NONE ; nothing suppressed (default, for IBM D/SORT compatibility)
DUPLICATE KEYS ; suppress all lines/recordsa with duplicate sort keys
or DUPKEYS ; equivalent to DFSORT SUM FIELDS=NONE de DFSORT.
OMIT or DUPKEY
DUPLICATE RECORDS ; suppress duplicate lines/records
or DUPRECORDS
or DUPRECORD
or DUPRECS
or DUPREC
Command-line equivalent: --unique-key / --unique-record
You can write all duplicate records (on key or record) to a specific file,
Using statement OUTFILDUP, and option WRITEFIRSTDUPLICATE.
Form 2 : Conditional Filtering, only one output file
INCLUDE
EXCLUDE COND=(column,length,type,operator,pattern[,AND|OR,col,len,type,oper,pattern,...])
OMIT
col : start position of the field to be examined in each record (1..n)
len : field length
type : always 'CH' (useless but for IBM SORT compatibility...)
operator : one of 'EQ' 'NE' 'GT' GE' 'LT' 'LE'
pattern : constant C'ccccc...' where ccccc is characters string
X'xxxxx...' where xxxxx is hexadecimal value
from v6.92 : N'nnnnn...' where nnnnn is numeric value
from v6.93 : nnnnn... where nnnnn is numeric value
Command-line equivalent: --include= / --exclude=
Successive INCLUDE,EXCLUDE statements (one statement per line) are processed with a 'AND' boolean operator.
INCLUDE COND=(1,5,CH,GT,N'100') INCLUDE COND=(1,5,CH,LT,N'500')is equivalent to:
INCLUDE COND=(1,5,CH,GT,100,AND,1,5,CH,LT,500)
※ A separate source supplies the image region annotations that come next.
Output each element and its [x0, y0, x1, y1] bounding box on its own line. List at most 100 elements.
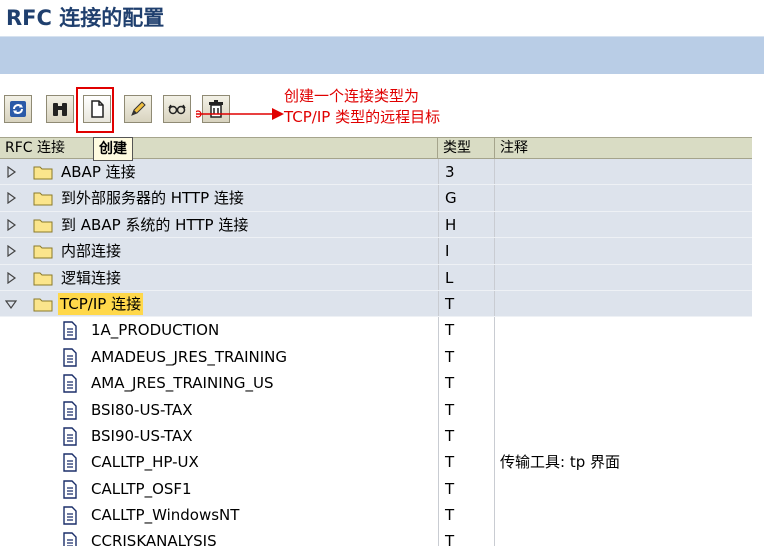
create-tooltip: 创建 — [93, 137, 133, 161]
document-icon — [63, 348, 77, 367]
type-cell: 3 — [438, 159, 495, 186]
tree-leaf-row[interactable]: 1A_PRODUCTION T — [0, 317, 764, 344]
tree-leaf-row[interactable]: CCRISKANALYSIS T — [0, 528, 764, 546]
annotation-arrow — [196, 108, 284, 120]
tree-folder-row[interactable]: 到 ABAP 系统的 HTTP 连接 H — [0, 211, 764, 239]
tree-folder-row[interactable]: 逻辑连接 L — [0, 264, 764, 292]
connection-label[interactable]: CALLTP_OSF1 — [91, 476, 192, 502]
name-cell: TCP/IP 连接 — [0, 291, 438, 317]
annotation-text: 创建一个连接类型为 TCP/IP 类型的远程目标 — [284, 86, 440, 128]
tree-leaf-row[interactable]: AMADEUS_JRES_TRAINING T — [0, 343, 764, 371]
document-icon — [63, 400, 77, 420]
connection-label[interactable]: AMA_JRES_TRAINING_US — [91, 370, 273, 396]
document-icon — [63, 532, 77, 546]
document-icon — [63, 453, 77, 472]
type-cell: L — [438, 264, 495, 291]
page-title: RFC 连接的配置 — [6, 6, 165, 30]
tree-leaf-row[interactable]: CALLTP_OSF1 T — [0, 475, 764, 503]
name-cell: AMADEUS_JRES_TRAINING — [0, 344, 438, 370]
document-icon — [63, 374, 77, 393]
folder-icon — [33, 272, 53, 286]
name-cell: BSI80-US-TAX — [0, 397, 438, 423]
tree-leaf-row[interactable]: CALLTP_WindowsNT T — [0, 502, 764, 529]
document-icon — [63, 506, 77, 525]
note-cell: 传输工具: tp 界面 — [500, 453, 620, 472]
connection-tree: ABAP 连接 3 到外部服务器的 HTTP 连接 G 到 ABAP 系统的 HTTP … — [0, 159, 764, 546]
create-button-highlight — [76, 87, 114, 133]
expand-triangle-icon[interactable] — [5, 166, 17, 178]
copy-button[interactable] — [163, 95, 191, 123]
connection-label[interactable]: CALLTP_HP-UX — [91, 449, 199, 475]
annotation-line-1: 创建一个连接类型为 — [284, 87, 420, 105]
note-cell — [495, 423, 764, 449]
application-band — [0, 36, 764, 75]
name-cell: AMA_JRES_TRAINING_US — [0, 370, 438, 396]
type-cell: T — [438, 449, 495, 476]
expand-triangle-icon[interactable] — [5, 271, 17, 284]
header-type[interactable]: 类型 — [438, 138, 495, 158]
connection-label[interactable]: BSI80-US-TAX — [91, 397, 193, 423]
expand-triangle-icon[interactable] — [5, 245, 17, 258]
glasses-icon — [168, 104, 186, 115]
note-cell — [495, 317, 764, 343]
open-folder-icon — [33, 298, 53, 312]
tree-folder-row[interactable]: TCP/IP 连接 T — [0, 290, 764, 318]
type-cell: T — [438, 422, 495, 450]
tree-leaf-row[interactable]: BSI80-US-TAX T — [0, 396, 764, 423]
refresh-button[interactable] — [4, 95, 32, 123]
document-icon — [63, 321, 77, 341]
connection-label[interactable]: BSI90-US-TAX — [91, 423, 193, 449]
find-button[interactable] — [46, 95, 74, 123]
header-rfc-connection[interactable]: RFC 连接 — [0, 138, 438, 158]
type-cell: T — [438, 502, 495, 529]
tree-folder-row[interactable]: 到外部服务器的 HTTP 连接 G — [0, 185, 764, 213]
folder-icon — [33, 166, 53, 180]
refresh-icon — [10, 101, 26, 117]
folder-label[interactable]: ABAP 连接 — [61, 159, 136, 185]
folder-label[interactable]: 内部连接 — [61, 238, 121, 264]
connection-label[interactable]: CALLTP_WindowsNT — [91, 502, 239, 528]
expand-triangle-icon[interactable] — [5, 218, 17, 231]
tree-folder-row[interactable]: 内部连接 I — [0, 238, 764, 265]
note-cell — [495, 185, 764, 211]
title-bar: RFC 连接的配置 — [0, 0, 764, 36]
tree-leaf-row[interactable]: BSI90-US-TAX T — [0, 422, 764, 450]
collapse-triangle-icon[interactable] — [5, 298, 17, 310]
type-cell: T — [438, 528, 495, 546]
document-icon — [63, 479, 77, 499]
document-icon — [63, 427, 77, 446]
type-cell: T — [438, 317, 495, 344]
change-button[interactable] — [124, 95, 152, 123]
type-cell: T — [438, 343, 495, 371]
connection-label[interactable]: CCRISKANALYSIS — [91, 528, 217, 546]
note-cell — [495, 344, 764, 370]
binoculars-icon — [53, 103, 67, 116]
tree-leaf-row[interactable]: AMA_JRES_TRAINING_US T — [0, 370, 764, 397]
type-cell: I — [438, 238, 495, 265]
window-right-edge — [752, 74, 764, 546]
expand-triangle-icon[interactable] — [5, 192, 17, 205]
type-cell: T — [438, 290, 495, 318]
folder-label[interactable]: 到 ABAP 系统的 HTTP 连接 — [61, 212, 248, 238]
folder-label[interactable]: TCP/IP 连接 — [58, 292, 144, 315]
note-cell — [495, 265, 764, 291]
name-cell: 到 ABAP 系统的 HTTP 连接 — [0, 212, 438, 238]
annotation-line-2: TCP/IP 类型的远程目标 — [284, 108, 441, 126]
folder-icon — [33, 192, 53, 206]
connection-label[interactable]: 1A_PRODUCTION — [91, 317, 219, 343]
name-cell: ABAP 连接 — [0, 159, 438, 185]
note-cell — [495, 528, 764, 546]
note-cell — [495, 476, 764, 502]
note-cell — [495, 291, 764, 317]
tree-folder-row[interactable]: ABAP 连接 3 — [0, 159, 764, 186]
type-cell: T — [438, 475, 495, 503]
type-cell: T — [438, 396, 495, 423]
connection-label[interactable]: AMADEUS_JRES_TRAINING — [91, 344, 287, 370]
pencil-icon — [131, 101, 146, 116]
folder-label[interactable]: 逻辑连接 — [61, 265, 121, 291]
name-cell: 1A_PRODUCTION — [0, 317, 438, 343]
folder-label[interactable]: 到外部服务器的 HTTP 连接 — [61, 185, 244, 211]
header-note[interactable]: 注释 — [495, 138, 764, 158]
tree-leaf-row[interactable]: CALLTP_HP-UX T 传输工具: tp 界面 — [0, 449, 764, 476]
folder-icon — [33, 245, 53, 259]
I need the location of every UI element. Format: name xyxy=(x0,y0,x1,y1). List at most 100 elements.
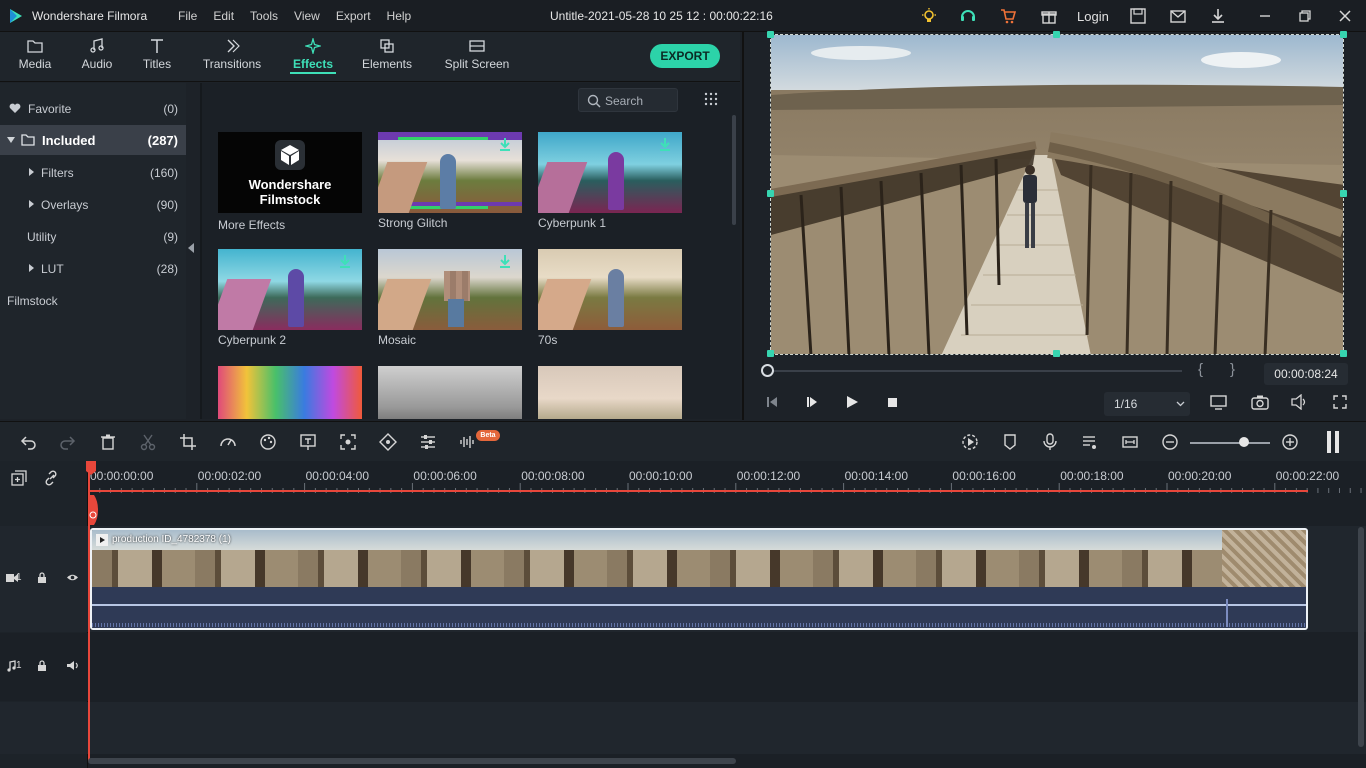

INCLUDE COND=() or EXCLUDE COND=(...) statement works for only one output file.
As soon as there are several output files, You should use form 3 :
Form 3 : Selective Filter, several output files
OUTFIL DD:variable,INCLUDE|EXCLUDE=(col,len,type,op,pattern[,AND|OR,col,len,type,op,pattern ...]) from v6.92 : OUTFIL pathname,INCLUDE|EXCLUDE=(col,len,type,op,pattern[,AND|OR,col,len,type,op,pattern ...])
You can use EXCLUDE/INCLUDE operations with VFIELDS since v 6.92.
EXCLUDE and OMIT are synonyms.
Example 1:
INCLUDE COND=(15,5,CH,EQ,C'JONES',OR,15,5,CH,EQ,C'SMITH') OMIT COND=(11,3,CH,EQ,C'000')
These 2 filter statements mean:
- process records only if the field col.15-19 contains the names 'SMITH' or 'JONES'
- in the remaining set of records, throw away records where col.11-13 are equal to '000'
Example 2:
SORT VFIELDS=(9,2,C,A,8,30,C,A,10,5,N,A),FIELDSEP=COMMA RECORD RECFM=V,LRECL=400 ; ---------------- all clients: OUTFIL DD:ALLCLIENTS ; ---------------- only clients from New-York: OUTFIL DD:NEWYORKERS,INCLUDE=(9,2,CH,EQ,C'NY') ; ---------------- Client not in New-York: OUTFIL D:\data\app1\others.csv,EXCLUDE=(9,2,CH,EQ,C'NY') ; ---------------- only clients from Washingtown whose name start with AB, CD, or EF : OUTFIL DD:WASHDC,INCLUDE=(9,2,CH,EQ,C'WA',AND, (11,2,CH,EQ,C'AB',OR, 11,2,CH,EQ,C'CD',OR, 11,2,CH,EQ,C'EF'))These 3 OUTFIL filter statements mean:
- include all records into file defined by ALLCLIENTS environment variable
- include records with 9th field equals to "NY" into file defined by NEWYORKERS environment variable
- exclude these "NewYork" records to file
D:\data\app1\others.csv
- include records with 9th field equals to "NY" AND 11th field starting with "AB" or "CD" or "EF" dans le fichier défini par la variable d'environment WASHDC
See XSM sample jobs
the OUTFILDUP statement
OUTFILDUP statement defines file in which duplicate records will be written, filtered on: OMIT DUPLICATE RECORDS or OMIT DUPLICATE KEYSIt can be either a full pathnamen or a variable:
OUTFILDUP /my/duplicate.file.txt
ou
OUTFILDUP DD:Myvariable
Command-line equivalent: --outfiledup=
By definition, only duplicate records are written, but not the one that compares to duplicate.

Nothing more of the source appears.